On my way there, as I drove into the farming country around Camarillo and Oxnard, I saw a number of fields groomed into brown blankets of bare earth—lying fallow to regenerate their nutrients. I smiled to think that during my own period of rest, my mind was allowed to be fallow—to refill the aquifer, and simply absorb energy to promote new growth. I was trying very hard not to have any ideas. Just a few minutes later, some idle train of thought led me across the phrase “tender years,” and a spark lit up in my mind, “song title!” (Thinking with a dark smile, “You’re not supposed to be doing that yet.”)
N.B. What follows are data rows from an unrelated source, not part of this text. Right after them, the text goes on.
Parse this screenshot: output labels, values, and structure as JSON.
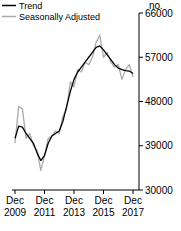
{
  "chart_data": {
    "type": "line",
    "y_label": "no.",
    "categories": [
      "Dec 2009",
      null,
      null,
      null,
      null,
      null,
      null,
      null,
      "Dec 2011",
      null,
      null,
      null,
      null,
      null,
      null,
      null,
      "Dec 2013",
      null,
      null,
      null,
      null,
      null,
      null,
      null,
      "Dec 2015",
      null,
      null,
      null,
      null,
      null,
      null,
      null,
      "Dec 2017"
    ],
    "series": [
      {
        "name": "Trend",
        "color": "#000000",
        "values": [
          40500,
          43000,
          42800,
          41500,
          40500,
          39500,
          37500,
          36000,
          37000,
          39500,
          41000,
          41500,
          42000,
          44000,
          47000,
          50000,
          52500,
          54000,
          55000,
          56000,
          57000,
          58000,
          59000,
          59300,
          58500,
          57500,
          56500,
          55500,
          54800,
          54500,
          54300,
          54200,
          53700
        ]
      },
      {
        "name": "Seasonally Adjusted",
        "color": "#aaaaaa",
        "values": [
          39500,
          47000,
          46500,
          40500,
          41500,
          39000,
          38000,
          34000,
          37000,
          40500,
          41000,
          42000,
          41500,
          45000,
          46500,
          52000,
          51000,
          54500,
          54000,
          56000,
          55500,
          57000,
          60000,
          61500,
          57000,
          58000,
          56000,
          55000,
          55500,
          52500,
          54500,
          55500,
          53000
        ]
      }
    ],
    "ylim": [
      30000,
      66000
    ],
    "yticks": [
      30000,
      39000,
      48000,
      57000,
      66000
    ],
    "grid": false,
    "legend": "top-left"
  }
}
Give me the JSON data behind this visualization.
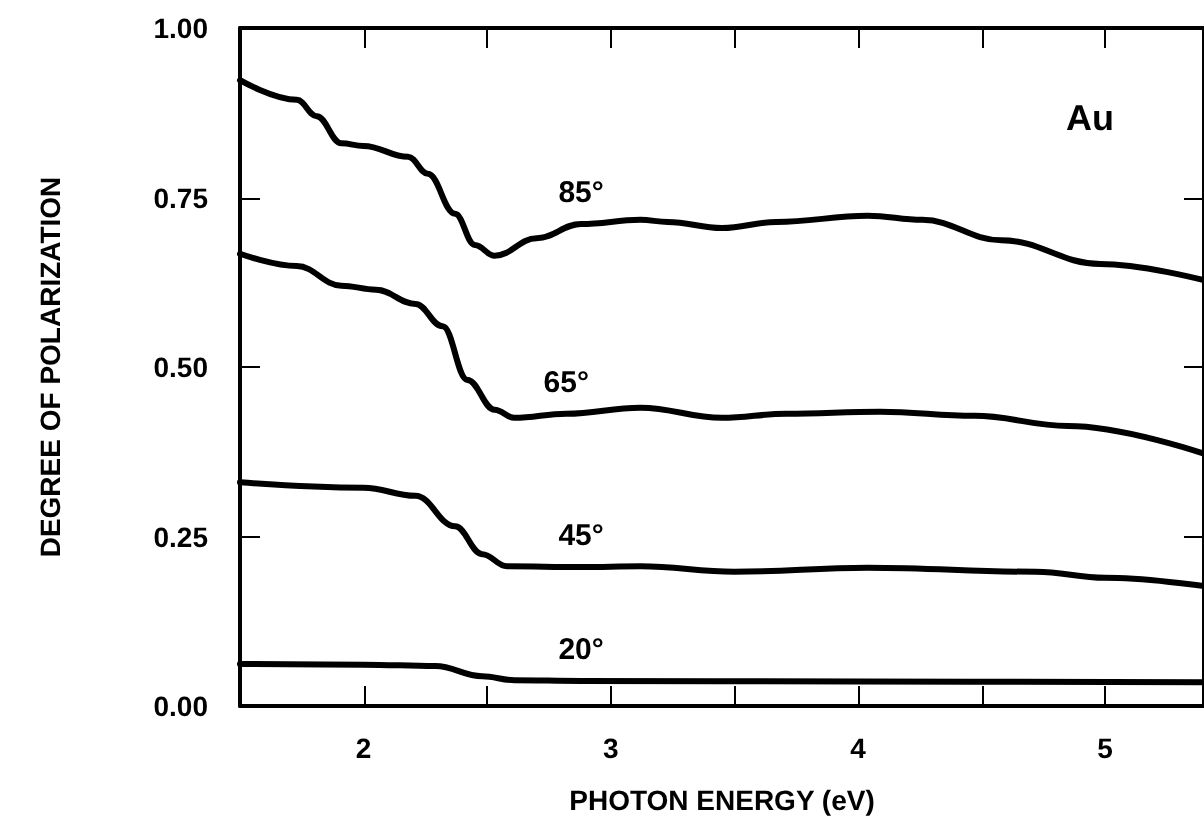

“Tender years” refers to youth, typically, but I was struck by the larger application—because all our years are tender, aren’t they?
From first to last.
Finally trudging my way back to Fairyland Point, I was relieved to climb into the car. I cruised easily (in both senses!) down the scenic road once more, thinking I would visit a few viewpoints I hadn’t stopped at the previous day. Along with a few other vehicles, I paused to watch a herd of pronghorns feeding at the roadside. Sometimes wrongly called antelopes, they did display that characteristic delicacy and grace, and I had never seen so many together. “Prongers” had been headed for extinction in the previous century, and in thirty years of traveling America’s backroads by bicycle, motorcyle, and car, I had never seen more than two at a time, and that rarely. Now they were on the rebound, largely thanks to the national parks.
I was still looking for the one overlook I remembered so well from fifteen years ago. I had a hunch it might be the one named after Ebenezer Bryce, so I parked there and walked toward the edge—hobbling at first until my legs unstiffened again. Out on the fenced-in point, I looked out and . . . there it was.
I looked left toward Inspiration Point, and around the indelible scene of what in my mind’s eye I had thought of as the Heavenly Choir. (More frozen music.)
Three boys aged ten to twelve or so, with the clean-cut “whiteness” and sturdy clothing of Mormon children (in Utah, after all), were fooling around on the edge. One of them was kneeling down with his smartphone, then on his elbows, pretending to take “artful” photographs. He directed his two buddies, or brothers, in increasingly bizarre poses, and they all giggled.
With a smile, I held out my camera to him and said, “Could I get you to take one of me, please? You seem to be the photographic expert around here.”
The boy looked down modestly and said, “Aw, I was just foolin’ around.”
I was left smiling to myself and thinking, “No! Really?”
Kids don’t always get grownup humor—I remember.
The boy took my camera and stood back, carefully composing the frame, then took a few shots. He still didn’t seem satisfied, and continuing eyeing the composition, until I said, “Thank you, I’m sure that’s got it.”
I took back my camera, smiling again. Maybe someday that boy will see this and know that he helped me to capture the frozen music.
Early the following morning, at o’dark o’clock, the Ghost Driver loaded his luggage into the frost-covered car, and fired it up. (He had considerately parked away from the rows of motel rooms, knowing he would be leaving at an “antisocial hour.” No DILLIGAF here.)
Headlights on bright, he drove into the cold night, heading for home, feeling good, and watching for deer. Over the mountains on a dark, winding two-lane, then onto the interstate and breakfast at Denny’s in St. George. Down through Vegas and across the wide Mojave, the Vanquish handled it all with alacrity and comfort. A ten-hour drive was no strain in that car, truly a Grand Tourer, and the 1,500 miles had been an absolute joy, as were the fifteen miles of hiking. Altogether, a memorable experience—one of his favorite road trips ever.
Now he was aiming for home, and the following night his wife and daughter would be returning from New York. He wanted to be waiting when they opened the door.